In Billy Clinter and the Chamber of Semen, Billy realises that he splinched while he was apparating, which had never happened before. This is all the fault of Moaning Monica, the intern who haunts the anteroom at Housewhites and has the rare power of Parcelmouth, the ability to look into the eye of the Basilisk, the world's smallest snake, without being petrified. Is she a Niffler or a Death Eater? Billy cannot be sure. He looks to Housewhites' giant shambling groundskeeper Reno to protect him, but she's busy raining down fire on strange cults. As the book ends, their old friend Albus Bumblegore fails to become Headmaster of Housewhites after insufficient chads are found in his sorting hat.
With each new adventure, critics have predicted that the eternal schoolboy has run his course. But he keeps coming back. None the less, there were strange rumours this time that J K Rodham was preparing to kill off the most popular character.
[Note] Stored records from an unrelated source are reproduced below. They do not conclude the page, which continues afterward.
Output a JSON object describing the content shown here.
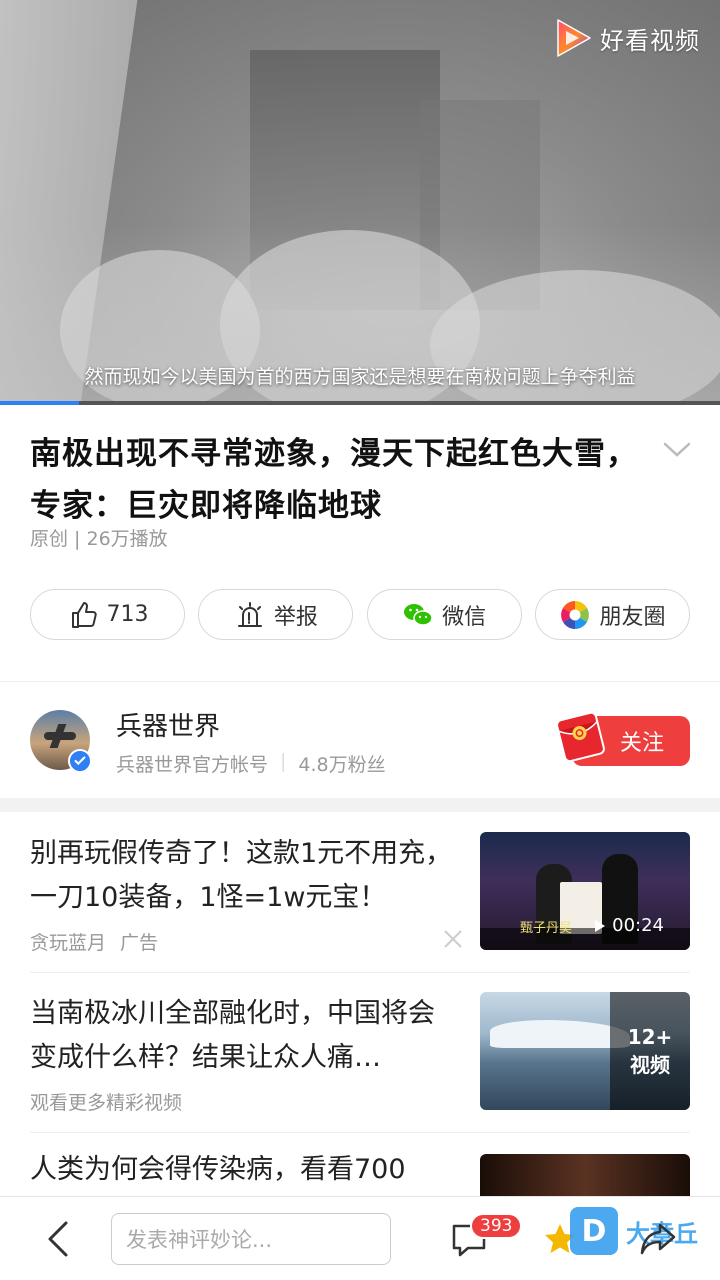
{
  "video": {
    "brand": "好看视频",
    "subtitle": "然而现如今以美国为首的西方国家还是想要在南极问题上争夺利益",
    "progress": 0.11
  },
  "article": {
    "title": "南极出现不寻常迹象，漫天下起红色大雪，专家：巨灾即将降临地球",
    "meta": "原创 | 26万播放"
  },
  "actions": {
    "like_count": "713",
    "report": "举报",
    "wechat": "微信",
    "moments": "朋友圈"
  },
  "author": {
    "name": "兵器世界",
    "description": "兵器世界官方帐号",
    "fans": "4.8万粉丝",
    "follow": "关注"
  },
  "feed": [
    {
      "title": "别再玩假传奇了！这款1元不用充，一刀10装备，1怪=1w元宝！",
      "source": "贪玩蓝月",
      "tag": "广告",
      "duration": "00:24",
      "thumb_caption": "甄子丹吴"
    },
    {
      "title": "当南极冰川全部融化时，中国将会变成什么样？结果让众人痛…",
      "source": "观看更多精彩视频",
      "overlay_count": "12+",
      "overlay_label": "视频"
    },
    {
      "title": "人类为何会得传染病，看看700"
    }
  ],
  "bottom_bar": {
    "comment_placeholder": "发表神评妙论...",
    "comment_count": "393",
    "watermark_letter": "D",
    "watermark_text": "大章丘"
  },
  "colors": {
    "accent_red": "#ef3e3e",
    "progress_blue": "#2f7ff5",
    "watermark_blue": "#3aa0ee"
  }
}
It's been known for a while that she sees the series' future depending more on the much brainier though somewhat unlikeable Hillary Granger and the four female ghosts who write all her words.
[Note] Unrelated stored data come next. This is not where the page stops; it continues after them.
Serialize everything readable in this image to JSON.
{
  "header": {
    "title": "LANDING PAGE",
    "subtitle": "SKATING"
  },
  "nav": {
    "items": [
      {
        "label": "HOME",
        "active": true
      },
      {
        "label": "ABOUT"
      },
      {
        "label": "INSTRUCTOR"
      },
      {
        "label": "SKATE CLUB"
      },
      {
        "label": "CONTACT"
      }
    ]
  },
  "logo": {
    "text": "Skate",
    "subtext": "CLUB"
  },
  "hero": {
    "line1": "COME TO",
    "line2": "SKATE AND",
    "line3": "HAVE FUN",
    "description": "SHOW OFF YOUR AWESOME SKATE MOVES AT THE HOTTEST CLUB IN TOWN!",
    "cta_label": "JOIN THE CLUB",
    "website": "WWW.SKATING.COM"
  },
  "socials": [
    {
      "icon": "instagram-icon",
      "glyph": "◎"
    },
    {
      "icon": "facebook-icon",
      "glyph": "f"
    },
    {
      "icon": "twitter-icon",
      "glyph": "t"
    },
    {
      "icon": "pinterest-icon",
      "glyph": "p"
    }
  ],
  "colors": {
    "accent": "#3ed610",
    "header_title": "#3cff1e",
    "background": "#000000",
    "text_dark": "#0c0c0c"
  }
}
According to the pre-publicity, the latest book - Living History: The Heavily Discounted Bulk Order of the Phoenix - would see Hillary rise from the ashes yet again, step out of Billy's shadow and prepare to take Housewhites back from the evil usurper Lord W Bush (as fans know, the W stands for Woldemort, but by tradition the name is never said). But instead it's mostly hundreds of pages about who Hillary sat next to at the many school dinners she's attended, with a brief passage about when Billy told her about Moaning Monica. According to the book, after spending the summer golfing with Uncle Vernon Jordan, he admits to Hillary that, although he did play quidditch, he never put his bludger in the golden snitch. Hillary thinks this is a lot of hufflepuff and, although he doesn't die, Billy finds himself under an impediment curse which means that for the rest of the book he hardly gets to take his wand out at all and Uncle Vernon starts calling him Nearly Headless Bill.
But has the series lost touch with its original fans? Many of those young readers from a decade ago are now in their mid-50s and may have difficulty still believing in fantastical tales about boys who don't inhale and girls who can't remember where they placed their billing records.
"Oh, you say that every time," chuckles J K Rodham. "Believe me, they'll still be swallowing this stuff 20 years from now."